Sebaliknya, CO lebih sering diterapkan pada masyarakat
perkotaan yang relatif sudah maju. CO lebih banyak bersentuhan dengan aspek
politik warga, seperti penyadaran hak-hak sipil (civil rights), pembentukan
forum warga, penguatan demokrasi, pendidikan warga yang merayakan pluralisme,
kesetaraan dan partisipasi publik. PM seringkali melibatkan kegiatan-kegiatan
advokasi atau aksi sosial yang melibatkan pengorganisasian masyarakt (CO) dan
menuntut adanya perubahan kebijakan publik dan menyentuh konteks politik.
Program-programnya bisa berupa perumusan dan pengusulan naskah kebijakan
(policy paper) mengenai pelayanan pendidikan dan kesehatan gratis, pengusulan
draft Peraturan Daerah tentang perlindungan sosial warga miskin, advokasi upah
buruh yang manusiawi, peningkatan kesadaran akan bahaya HIV/AIDS,
pengarusutamaan jender dan kesetaraan sosial, perlindungan anak, penanganan
KDRT (kekerasan dalam rumah tangga), dst.
Singkatnya, sebagai ilustrasi, jika CD menanggulangi
kemiskinan melalui pemberian kredit dan pelatihan ekonomi mikro. Maka, CO
menanggulangi kemiskinan dengan mendidik warga agar membentuk organisasi massa
atau forum warga, sehingga mereka mampu bertindak melawan status quo, kaum
pemodal, rentenir, atau kebijakan pemerintah yang dirasakan tidak adil dan
menindas. Tentu saja, pembedaan antara CD dan CO tidak bersifat absolut. Dalam
kenyataan dan pada kasus-kasus tertentu, percampuran pendekatan keduanya sangat
mungkin terjadi di antara berbagai kategori masyarakat. Dalam makalah ini,
pendekatan CO dan CD
akan digabungkan dan hanya akan dipakai istilah PM saja.
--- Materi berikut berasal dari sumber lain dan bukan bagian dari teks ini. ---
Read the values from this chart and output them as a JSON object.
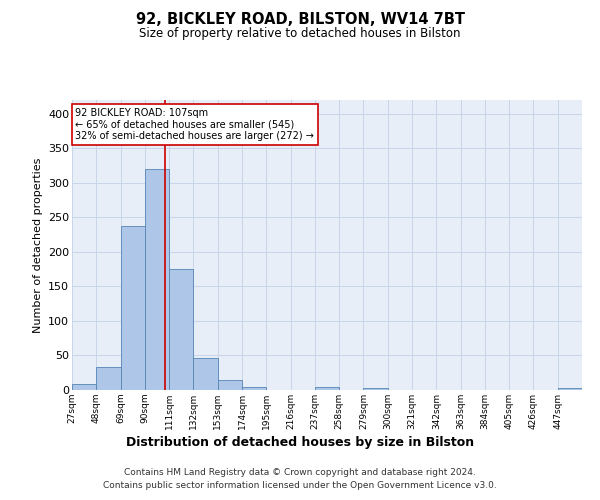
{
  "title1": "92, BICKLEY ROAD, BILSTON, WV14 7BT",
  "title2": "Size of property relative to detached houses in Bilston",
  "xlabel": "Distribution of detached houses by size in Bilston",
  "ylabel": "Number of detached properties",
  "bin_labels": [
    "27sqm",
    "48sqm",
    "69sqm",
    "90sqm",
    "111sqm",
    "132sqm",
    "153sqm",
    "174sqm",
    "195sqm",
    "216sqm",
    "237sqm",
    "258sqm",
    "279sqm",
    "300sqm",
    "321sqm",
    "342sqm",
    "363sqm",
    "384sqm",
    "405sqm",
    "426sqm",
    "447sqm"
  ],
  "bin_edges": [
    27,
    48,
    69,
    90,
    111,
    132,
    153,
    174,
    195,
    216,
    237,
    258,
    279,
    300,
    321,
    342,
    363,
    384,
    405,
    426,
    447
  ],
  "bar_heights": [
    8,
    33,
    237,
    320,
    175,
    46,
    15,
    5,
    0,
    0,
    5,
    0,
    3,
    0,
    0,
    0,
    0,
    0,
    0,
    0,
    3
  ],
  "bar_color": "#aec6e8",
  "bar_edge_color": "#5585b5",
  "property_line_x": 107,
  "property_line_color": "#cc0000",
  "annotation_line1": "92 BICKLEY ROAD: 107sqm",
  "annotation_line2": "← 65% of detached houses are smaller (545)",
  "annotation_line3": "32% of semi-detached houses are larger (272) →",
  "annotation_box_color": "#cc0000",
  "ylim": [
    0,
    420
  ],
  "yticks": [
    0,
    50,
    100,
    150,
    200,
    250,
    300,
    350,
    400
  ],
  "grid_color": "#c8d4e8",
  "background_color": "#e8eef8",
  "footer1": "Contains HM Land Registry data © Crown copyright and database right 2024.",
  "footer2": "Contains public sector information licensed under the Open Government Licence v3.0."
}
Selain konsep ini lebih populer, bagi sebagian besar masyarakat Indonesia,
konsep PM lebih tepat dan sesuai dengan karakteristik mereka.
Tragedi PM
Dalam buku “Membangun Masyarakat, Memberdayakan Rakyat”
(Suharto, 2006), penulis berargumen bahwa satu tragedi dalam kegiatan-kegiatan
pemberdayaan masyarakat adalah bahwa pendekatan yang diterapkan seringkali
terlalu terkesima oleh, untuk tidak menyatakan sangat mengagungkan, konteks
lokal. Sistem sosial yang lebih luas yang menyangkut pembangunan sosial,
Kebijakan Sosial, relasi kekuasaan, ketidakadilan jender, ekslusifisme,
pembelaan hak-hak publik, dan kesetaraan sosial seringkali kurang mendapat
perhatian.
Seakan-akan komunitas lokal merupakan entitas sosial yang
vacuum dan terpisah dari dinamika dan pengaruh sistem sosial yang mengitarinya.
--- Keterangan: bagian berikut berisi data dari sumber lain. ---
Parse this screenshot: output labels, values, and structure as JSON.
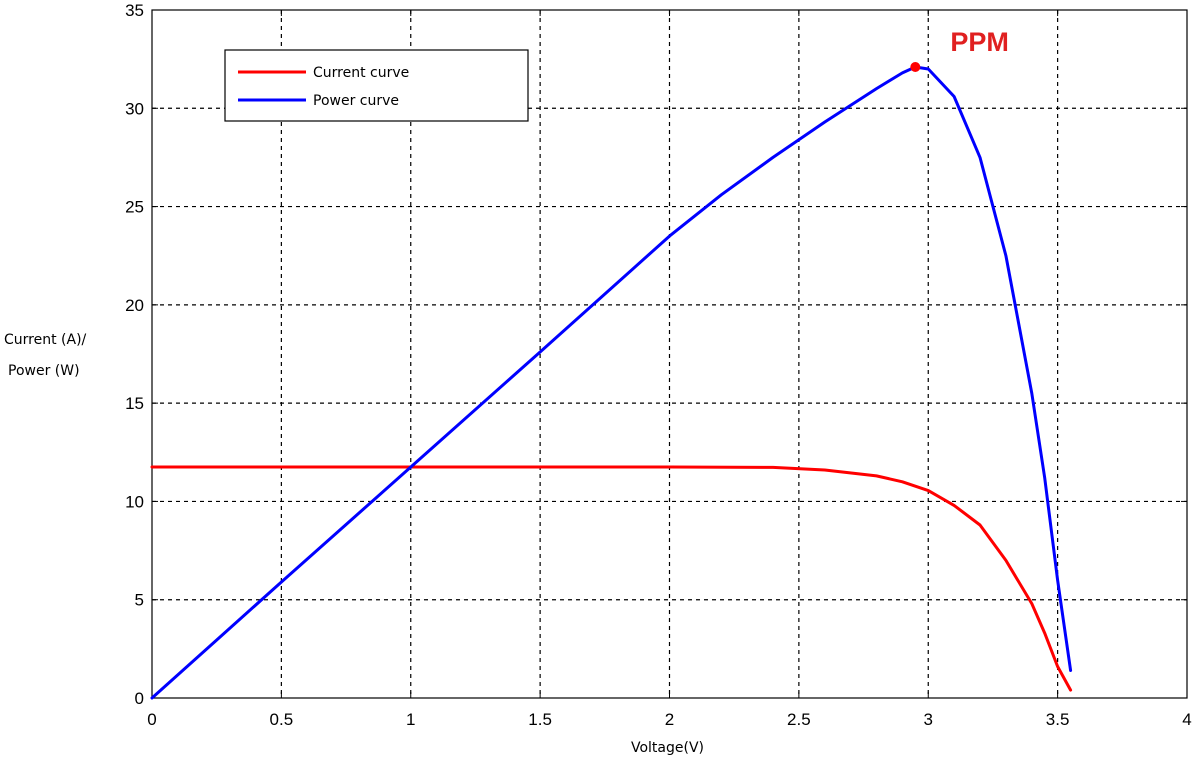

Penyempitan makna pemberdayaan masyarakat semacam ini, antara lain, bisa
dilihat dari dominannya program-program PM yang bermatra usaha ekonomi
produktif berskala mikro, seperti “warungisasi” (setiap kelompok sasaran atau
warga binaan dilatih atau diberi modal agar dapat membuka warung) atau “kambingisasi”
(pemberian kambing kepada kelompok miskin untuk dikelola secara kelompok).
Suharto (2006: vii) menyatakan:
Tidak ada yang salah dengan pendekatan lokalisme seperti
itu. Hanya saja, tanpa perspektif holistik yang memadukan kegiatan-kegiatan
lokal dengan analisis kelembagaan dan Kebijakan Sosial secara terintegrasi,
pendekatan pemberdayaan masyarakat bukan saja akan kurang efektif, melainkan
pula tidak akan berkelanjutan. Diibaratkan dengan analogi “ikan dan pancing”,
maka meskipun kelompok sasaran (target group) diberi ikan dan pancing
sekalipun, mereka tidak akan berdaya jika seandainya kolam dan sungai yang ada
di seputar mereka telah dikuasai oleh elit atau kelompok kuat.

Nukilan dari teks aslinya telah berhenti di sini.